Il portait pour la circonstance un tee-shirt de la Seleçao, et, autour du cou, plusieurs colliers de petites perles typiques du Candomblé, de l'Umbanda ou de la Macumba (rites afro-brésiliens). Ceux-là sont vert et jaune, aux couleurs du Brésil.

Il a monté son petit autel vaudou dans sa boutique «Monde des Orixas» du grand marché populaire de Madureira, dans la zone nord et populaire de Rio. On y trouve plus de cinq mille amulettes, objets rituels comme des tam-tam et toutes les statuettes des orixas (divinités) comme Yemanja, la déesse de la mer dans le Candomblé.

Neymar, poupée N.10

«Dans ce grand plat en bois ovale, je mets les 11 poupées représentant les joueurs de la Seleçao, les uns à côté des autres. Au milieu, je place des grains de raisin, des grains de riz et des épis de blé, qui représentent la prospérité. J'allume ces deux bougies jaune et verte pour envoyer de la lumière aux joueurs», poursuit Helio.

Il attrape la poupée numéro 10, lui bouge la jambe gauche puis la droite vers l'avant: «Là, c'est Neymar, il court, il drible. Vous verrez, demain (mercredi), il va marquer des buts», assure-t-il.

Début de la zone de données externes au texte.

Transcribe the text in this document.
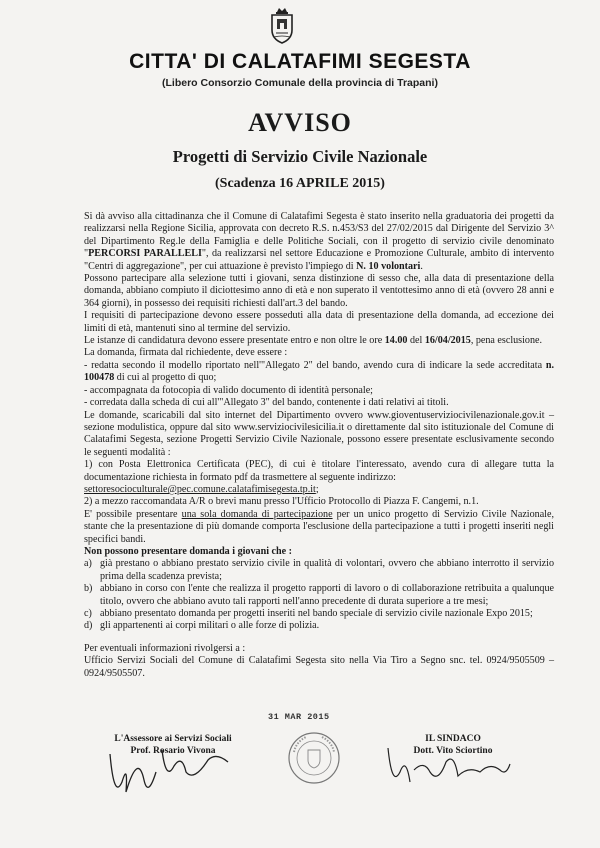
CITTA' DI CALATAFIMI SEGESTA
(Libero Consorzio Comunale della provincia di Trapani)
AVVISO
Progetti di Servizio Civile Nazionale
(Scadenza 16 APRILE 2015)

Si dà avviso alla cittadinanza che il Comune di Calatafimi Segesta è stato inserito nella graduatoria dei progetti da realizzarsi nella Regione Sicilia, approvata con decreto R.S. n.453/S3 del 27/02/2015 dal Dirigente del Servizio 3^ del Dipartimento Reg.le della Famiglia e delle Politiche Sociali, con il progetto di servizio civile denominato "PERCORSI PARALLELI", da realizzarsi nel settore Educazione e Promozione Culturale, ambito di intervento "Centri di aggregazione", per cui attuazione è previsto l'impiego di N. 10 volontari.

Possono partecipare alla selezione tutti i giovani, senza distinzione di sesso che, alla data di presentazione della domanda, abbiano compiuto il diciottesimo anno di età e non superato il ventottesimo anno di età (ovvero 28 anni e 364 giorni), in possesso dei requisiti richiesti dall'art.3 del bando.

I requisiti di partecipazione devono essere posseduti alla data di presentazione della domanda, ad eccezione dei limiti di età, mantenuti sino al termine del servizio.

Le istanze di candidatura devono essere presentate entro e non oltre le ore 14.00 del 16/04/2015, pena esclusione.

La domanda, firmata dal richiedente, deve essere :

- redatta secondo il modello riportato nell'"Allegato 2" del bando, avendo cura di indicare la sede accreditata n. 100478 di cui al progetto di quo;

- accompagnata da fotocopia di valido documento di identità personale;

- corredata dalla scheda di cui all'"Allegato 3" del bando, contenente i dati relativi ai titoli.

Le domande, scaricabili dal sito internet del Dipartimento ovvero www.gioventuserviziocivilenazionale.gov.it – sezione modulistica, oppure dal sito www.serviziocivilesicilia.it o direttamente dal sito istituzionale del Comune di Calatafimi Segesta, sezione Progetti Servizio Civile Nazionale, possono essere presentate esclusivamente secondo le seguenti modalità :

1) con Posta Elettronica Certificata (PEC), di cui è titolare l'interessato, avendo cura di allegare tutta la documentazione richiesta in formato pdf da trasmettere al seguente indirizzo:

settoresocioculturale@pec.comune.calatafimisegesta.tp.it;

2) a mezzo raccomandata A/R o brevi manu presso l'Ufficio Protocollo di Piazza F. Cangemi, n.1.

E' possibile presentare una sola domanda di partecipazione per un unico progetto di Servizio Civile Nazionale, stante che la presentazione di più domande comporta l'esclusione della partecipazione a tutti i progetti inseriti negli specifici bandi.

Non possono presentare domanda i giovani che :

a) già prestano o abbiano prestato servizio civile in qualità di volontari, ovvero che abbiano interrotto il servizio prima della scadenza prevista;
b) abbiano in corso con l'ente che realizza il progetto rapporti di lavoro o di collaborazione retribuita a qualunque titolo, ovvero che abbiano avuto tali rapporti nell'anno precedente di durata superiore a tre mesi;
c) abbiano presentato domanda per progetti inseriti nel bando speciale di servizio civile nazionale Expo 2015;
d) gli appartenenti ai corpi militari o alle forze di polizia.

Per eventuali informazioni rivolgersi a :

Ufficio Servizi Sociali del Comune di Calatafimi Segesta sito nella Via Tiro a Segno snc. tel. 0924/9505509 – 0924/9505507.

31 MAR 2015
L'Assessore ai Servizi Sociali
Prof. Rosario Vivona
IL SINDACO
Dott. Vito Sciortino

Dans le plat, l'entraîneur du Brésil correspond à la poupée numéro 13: «C'est Zagallo, car l'actuel entraîneur (Rogerio Micale) est inconnu. Zagallo, même à l'hôpital, est capable d'envoyer sa force spirituelle aux joueurs», poursuit Helio.

Mario Zagallo, 84 ans, triple champion du monde avec le Brésil, deux fois comme joueur (1958, 62) et une fois comme sélectionneur, en 1970 au Mexique, a été hospitalisé cette semaine à Rio.

Joueurs en mal d'«axé»

Même pendant les jeux Olympiques, le football reste le sport roi au Brésil.

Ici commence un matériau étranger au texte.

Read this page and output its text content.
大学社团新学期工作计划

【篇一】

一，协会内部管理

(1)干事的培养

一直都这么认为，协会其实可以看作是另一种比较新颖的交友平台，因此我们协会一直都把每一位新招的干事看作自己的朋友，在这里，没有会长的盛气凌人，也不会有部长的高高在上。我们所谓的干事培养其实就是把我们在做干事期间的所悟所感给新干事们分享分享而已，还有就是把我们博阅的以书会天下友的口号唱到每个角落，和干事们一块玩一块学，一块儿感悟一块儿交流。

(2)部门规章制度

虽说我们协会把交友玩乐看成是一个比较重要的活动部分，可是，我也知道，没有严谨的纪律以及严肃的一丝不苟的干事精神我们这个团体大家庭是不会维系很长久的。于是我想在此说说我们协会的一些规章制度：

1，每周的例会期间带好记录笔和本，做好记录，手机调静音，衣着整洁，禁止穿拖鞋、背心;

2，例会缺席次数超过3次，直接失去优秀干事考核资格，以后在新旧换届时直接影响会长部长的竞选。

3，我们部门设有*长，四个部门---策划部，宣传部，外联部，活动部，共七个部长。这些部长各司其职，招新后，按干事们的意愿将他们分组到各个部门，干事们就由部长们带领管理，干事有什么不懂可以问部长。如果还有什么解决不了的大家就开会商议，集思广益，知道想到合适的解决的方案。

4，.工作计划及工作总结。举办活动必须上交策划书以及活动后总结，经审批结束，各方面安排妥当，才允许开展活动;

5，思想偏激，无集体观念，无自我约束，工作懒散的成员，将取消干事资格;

Mais le foot masculin va de désastre en fiasco depuis le Mondial-2014 et sa déroute traumatisante 7-1 contre l'Allemagne en demi-finale.

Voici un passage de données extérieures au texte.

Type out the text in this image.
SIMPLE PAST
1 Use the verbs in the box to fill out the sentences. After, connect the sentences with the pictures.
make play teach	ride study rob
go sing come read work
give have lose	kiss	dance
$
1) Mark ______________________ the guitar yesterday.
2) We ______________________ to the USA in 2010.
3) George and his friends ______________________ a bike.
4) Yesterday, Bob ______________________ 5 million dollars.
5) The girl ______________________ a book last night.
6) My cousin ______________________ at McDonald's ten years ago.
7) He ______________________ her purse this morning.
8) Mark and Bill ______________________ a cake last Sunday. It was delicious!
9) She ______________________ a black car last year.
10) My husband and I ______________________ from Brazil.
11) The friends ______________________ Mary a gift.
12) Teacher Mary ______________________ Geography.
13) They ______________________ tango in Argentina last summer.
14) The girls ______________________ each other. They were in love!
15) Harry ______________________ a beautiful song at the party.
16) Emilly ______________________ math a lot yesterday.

Avant le match contre le Danemark, l'ambiance était électrique autour de la «seleçao olimpica» après deux 0-0 contre l'Afrique du Sud et l'Irak, les deux équipes les moins redoutables du groupe A.

«Les joueurs manquent d'inspiration et ils ont bien besoin d'un 'axé'«(énergie, pouvoir, force en langue africaine yoruba utilisée dans les rituels du Candomblé), déclare à l'AFP Simone Silva, venue acheter un plat en terre pour faire une offrande à son orixa, même si elle est catholique.

Dans le plus grand pays catholique du monde, le syncrétisme religieux est toujours très présent.

Malgré des préjugés ancestraux et l'intolérance actuelle des puissantes églises évangéliques néo-pentecôtistes, le Candomblé et l'Umbanda ont encore beaucoup d'adeptes dans ce pays de 204 millions d'habitants.

Rage

Les Brésiliens sont tellement exaspérés par leur équipe olympique que nombre d'entre eux ont barré rageusement d'une croix sur leur tee-shirt de partisan le 1 du N.10 (du capitaine Neymar), ne laissant apparaître que le 0.

D'autres ont barré le nom de Neymar pour le remplacer par celui de Marta, la capitaine de l'équipe féminine de foot qui fait honneur au "jogo bonito" (beau jeu).

«Il faut que les Brésiliens ne se découragent pas, qu'ils supportent leur équipe, au lieu de la huer. Vous verrez demain, ce sera un autre match! Neymar aura retrouvé son esprit sportif et de leader de groupe!», avait assuré Helio, sûr de la bienveillance des «esprits».